It’s not discussed in public by operators or regulators or the BSMA (that is an intentional typo on the GSMA given some of its PR). Though this weblog has been discussing it for a number of years when we reviewed Wadaro back in 2008, and presented some interesting analysis this year: it’s the impact of unapproved devices on an operator’s network. The usual suspects are devices that look like a branded device, e.g. an iPhone 4 being sold on eBay for $20. Generally, they’re manufactured in China (though not exclusively) from sub-standard components and shipped without testing or approvals. A few years ago the numbers were in the hundreds/thousands on each network, today it’s in the tens of thousands and its becoming a problem for operators in maintaining quality of experience for all of us that paid full price for our approved phones.
Sometimes these devices purport to be something else (IMEI has been re-flashed) but
Wadaro, a long-time leader in this space, has found a way of finger printing them so they can, in some cases, identify what the device actually is and not what it claims to be. The identification process then enables them to be dealt with, for example the device can simply be stolen and re-flashed but otherwise work well with the network, or they’re examples of poor radio terminals that, when used in volume as they are starting to be, degrade the network. Wadaro enables the accurate tracking of stolen and unapproved mobiles in use on networks.
The impact of unapproved devices is significant, just a few on a cell cite can incur a 86% CAPEX/site count increase; a 200% voice capacity loss; a 50% data capacity loss; up to 250% more delay in serving MAC packets over the air; and a significant effect on coverage and maximum data rate, dropping to 250kbps with some holes. Remember mobile networks are built assuming all devices are approved, unfortunately that is definitely not the case today.
Wadaro TAP (Total Analysis Package) is predominantly a Network Experience Monitoring solution. Essentially, small Client Software is installed into subscriber SIM cards that acquires raw performance data from host devices and processes that data into KPI with in the SIM card. To enable reporting to be dimensioned by device type, the Type Approval Code (TAC) is encoded with each KPI. The following reporting is available for all networks: duplicate IMEI, unknown reporting body encoded in IMEI, invalid IMEI, and TACs associated with multiple device types.

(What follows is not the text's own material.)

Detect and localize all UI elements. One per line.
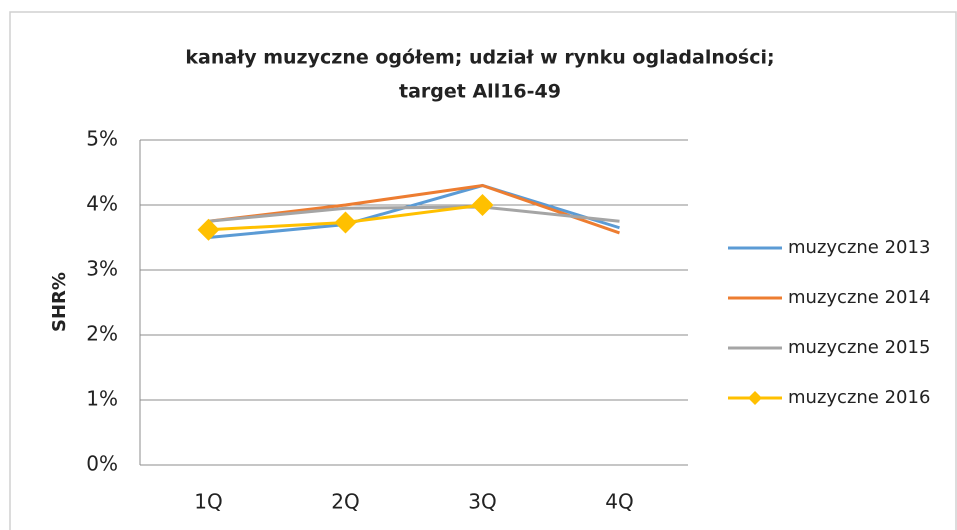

Observing duplicate IMEI is the first step to identifying devices that have had their IMEI re-flashed. In most countries, this in itself is an illegal practice and may obscure the actual device type (e.g. an unapproved device masquerading as a legitimate one). An added feature of TAP is the collection of a ‘fingerprint’ for each device. Devices of each given type have an associated ‘fingerprint’. If the TAC and fingerprint provided by the TAP Sever do not correlate with information for legitimate devices then unapproved devices are detected. Furthermore, by searching Wadaro‘s TAD Server (a repository of information about more than 87,000 device types) by finger print, it may be possible to identify the true make and model of the device.
This is basic business intelligence operators should be using to a) ensure a good quality of service for their customers, and b) save on costs. While I see lots of slides talking about Big Data, we have a bigger problem that can be solved quite easily using traditional structured data. Once the unapproved device manufacturers’ wise up to this, then we’ll need to start looking at unstructured data approaches.